Screw It! Former FARC Fighters Bring Renewable Energy To Colombia
With the help of a talented young engineer, demobilized FARC fighters are using an Archimedes screw hydro turbine to power a remote enclave.

MIRAVALLE — In Miravalle, a so-called Training and Reincorporation Territory (ETRC, in Spanish) for ex-guerillas, Ramiro (not his real name) is emotional. For the first time in all his years of involvement with the FARC, the former combatant will have Christmas with lights. Indeed, this will be the first year Miravalle, in the southwestern department of Caquetá, has electricity at all.
Two weeks earlier, a group of ex-guerillas assembled and installed an Archimedes screw hydro turbine to generate electricity from the nearby Pato river. The device produces roughly 50 kilowatts of electricity, enough to power about 50 homes.
The basic design of the Archimedes screw is ancient: As the name suggests, it was first conceived by the legendary Greek mathematician and inventor Archimedes — in the 3rd century B.C. — as a way to move water. These days, such screws are more often used to pump wastewater in treatment plants. They are rarely used as a hydroelectric device. In fact, the Miravalle screw is the first such generator in Latin America, and its installation — by members of the guerilla-army-turned-political-party FARC — coincides with the two-year anniversary of the end of Colombia's decades-long civil war.
The brains behind the project is the solar panels engineer Raphael Armando Plazas, who was just 19 when he won a grant and placement, in 2012, with the German firm Smart Hydro Power. The company operates a hydrodynamic screw project in Munich.
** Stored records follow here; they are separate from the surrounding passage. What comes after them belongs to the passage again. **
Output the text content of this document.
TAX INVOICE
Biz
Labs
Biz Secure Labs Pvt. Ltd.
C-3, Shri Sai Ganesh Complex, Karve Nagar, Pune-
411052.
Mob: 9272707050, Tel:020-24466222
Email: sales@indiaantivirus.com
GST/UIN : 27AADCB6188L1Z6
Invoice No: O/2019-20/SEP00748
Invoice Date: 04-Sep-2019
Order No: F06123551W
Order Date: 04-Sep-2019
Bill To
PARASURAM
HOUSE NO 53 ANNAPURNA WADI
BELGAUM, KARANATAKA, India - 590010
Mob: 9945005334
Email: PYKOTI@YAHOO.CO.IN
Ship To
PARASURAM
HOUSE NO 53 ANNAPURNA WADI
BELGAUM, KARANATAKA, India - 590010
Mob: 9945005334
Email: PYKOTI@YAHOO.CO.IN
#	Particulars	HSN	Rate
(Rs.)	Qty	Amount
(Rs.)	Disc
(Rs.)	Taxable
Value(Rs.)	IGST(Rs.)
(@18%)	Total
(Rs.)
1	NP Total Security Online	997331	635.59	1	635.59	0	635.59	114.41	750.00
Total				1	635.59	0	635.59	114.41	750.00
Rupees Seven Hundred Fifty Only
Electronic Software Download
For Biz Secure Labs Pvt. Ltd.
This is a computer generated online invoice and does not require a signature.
When Plazas returned to Colombia, in January 2017, he visited the Miravalle ETRC. Three months later he decided to go live there, and that's when it occurred to him that a hydro screw might be useful.
The project is a good example of how former FARC fighters can channel their energies.
The screw complements power generated by 30 solar panels that the guerrillas set up in the Pato river and that, from a distance, resemble their late leader, Manuel Marulanda, who died a decade ago. Importing a screw from France would have cost nearly 200,000 euros, but Plazas found a construction firm in Neiva, Ged Sas, that would make it for just 120 million Colombian pesos (less than 33,000 euros). Norway, the Bishops Conference in Colombia and other donors provided money, and the structure was assembled by former guerrillas.
Bringing the five-ton screw to this remote corner was no small feat. On the last stretch of its journey, about 100 people — including former guerrillas and army personnel, working together — had to literally drag the device. That was after months of careful calculations to determine just the right spot on the river to install the screw.
"We chose this canyon for its perfect inclination," Plazas explains. "We thought of putting turbines but they would not all work because of the river's slight inclination, so we stayed with this option. The screw also moves more slowly, generates less resistance and wears down more slowly."
How does it work?
The screw rests in a small cement dike and is activated with the river's flow. Water moving into the blades on its trunk generates movement equivalent to 20 revolutions per minute (RPMs). The screw is mechanically connected to a gear box, which like an engine, converts the 20 RPMs to 1,600 or 1,800 RPMs. The gear box is also connected to a generator that turns kinetic energy into electricity.
The contraption distributes almost 50 kilowatts an hour through a grid that FARC fighters built last year. It powers the main restaurant in the ETRC, along with neighboring hamlets (home to some 300 people) and certain public venues inside the precinct. "The important thing is that it's hybridized with the solar panels," Plazas explains. In total, the mixed system produces about 10,000 kilowatts of power an hour in this area
Dark department
Caquetá has had longstanding connection problems. In 2017, the entire department was left without lights for two weeks because of breakdowns in the substations run by the local power provider, Electro Caquetá. One of the biggest headlines last year in regional dailies was the arrival of electricity to the town of Solano, where life used to wind down at around 6:30 p.m.
Other areas in Colombia face similar problems. In fact, the national electricity grid only connects about 40% of the country's total territory, meaning there are some 12,000 districts and communities without a reliable power supply, according to the Mines and Energy Ministry's own estimates.
Time alone will tell how the screw performs given changing water levels and seasonal dry spells. In the meantime, Plazas will return to Munich to learn how to maintain and operate the screw, and then share his knowhow with 20 students in the ERTC's electronics center (a brick shack in fact).
Regardless of what happens with the screw, the project is a good example of how former FARC fighters can channel their energies and improve their communities as they transition back to civilian life. And yes, when Christmas arrives in a few weeks, there will be light. It is another step toward peace.